Stand: 21.08.2018 15:33 Uhr

Lehrermangel: So viele Quereinsteiger gibt es im Norden

In Deutschland fehlen fast 40.000 Lehrer. Der Lehrerverband spricht vom schlimmsten Pädagogenmangel seit 30 Jahren. Jetzt füllen Quereinsteiger die Lücken - auch im Norden.
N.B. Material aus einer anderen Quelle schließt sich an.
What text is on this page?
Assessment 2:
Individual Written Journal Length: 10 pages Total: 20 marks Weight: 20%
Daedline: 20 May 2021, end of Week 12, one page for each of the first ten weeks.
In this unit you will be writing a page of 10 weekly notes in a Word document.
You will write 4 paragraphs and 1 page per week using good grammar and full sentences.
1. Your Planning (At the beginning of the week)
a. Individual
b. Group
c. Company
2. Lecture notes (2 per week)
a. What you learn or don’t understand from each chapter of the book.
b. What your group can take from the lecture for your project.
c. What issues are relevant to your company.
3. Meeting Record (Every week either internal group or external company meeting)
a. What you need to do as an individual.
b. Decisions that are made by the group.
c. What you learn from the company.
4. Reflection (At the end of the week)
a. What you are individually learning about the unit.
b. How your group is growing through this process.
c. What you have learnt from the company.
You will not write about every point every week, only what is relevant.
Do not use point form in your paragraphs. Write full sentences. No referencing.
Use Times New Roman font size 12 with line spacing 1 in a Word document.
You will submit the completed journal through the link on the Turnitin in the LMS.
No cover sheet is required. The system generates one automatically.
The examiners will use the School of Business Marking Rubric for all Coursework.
Die Ferien im Norden sind vorbei und die Schüler kommen so langsam wieder im Schulalltag an. Es gibt nur ein Problem: Es gibt nicht überall genügend Lehrer, um die Schüler zu unterrichten. Der deutsche Lehrerverband spricht sogar vom größten Lehrermangel seit 30 Jahren. Um Unterrichtsausfälle zu vermeiden, werden viele freie Stellen deshalb mit Quereinsteigern besetzt. Besonders kritisch ist die Lage in Berlin. Hier haben 70 Prozent der Neueingestellten kein Lehramt studiert.

So sieht es im Norden aus

Laut der Schulministerien ist die Lage im Norden aber nicht ganz so gravierend: In Mecklenburg-Vorpommern sind 30 Prozent der neu eingestellten Lehrer Quereinsteiger. In Niedersachsen und Schleswig-Holstein sind es sogar noch weniger: nämlich nur zwölf und 1,5 Prozent.

Quereinsteiger: Ein Nachteil für die Schüler?

Können Quereinsteiger überhaupt die notwendigen Qualifikationen für den Lehrerberuf mitbringen? Diese Frage stellt sich auch die im Juni veröffentlichte Pisa-Studie. Ihr zufolge hängen die Leistungen der Schüler von gut ausgebildeten Lehrkräften ab. Ist es also ein Nachteil für Schüler, wenn ihr Lehrer nicht Lehramt studiert hat? Markus Schlupp ist vom Gegenteil überzeugt. Der 39-Jährige ist selbst Quereinsteiger und unterrichtet seit zwei Jahren an der Thomas Mann Haupt- und Realschule in Northeim bei Göttingen die Fächer Sport und Wirtschaft. Schlupp sieht seinen etwas anderen Werdegang eher als Vorteil gegenüber den studierten Lehrern, die außer der Schule ihrer Jugend, dem anschließenden Studium und der Schule, an der sie dann unterrichten, nichts anderes kennengelernt haben.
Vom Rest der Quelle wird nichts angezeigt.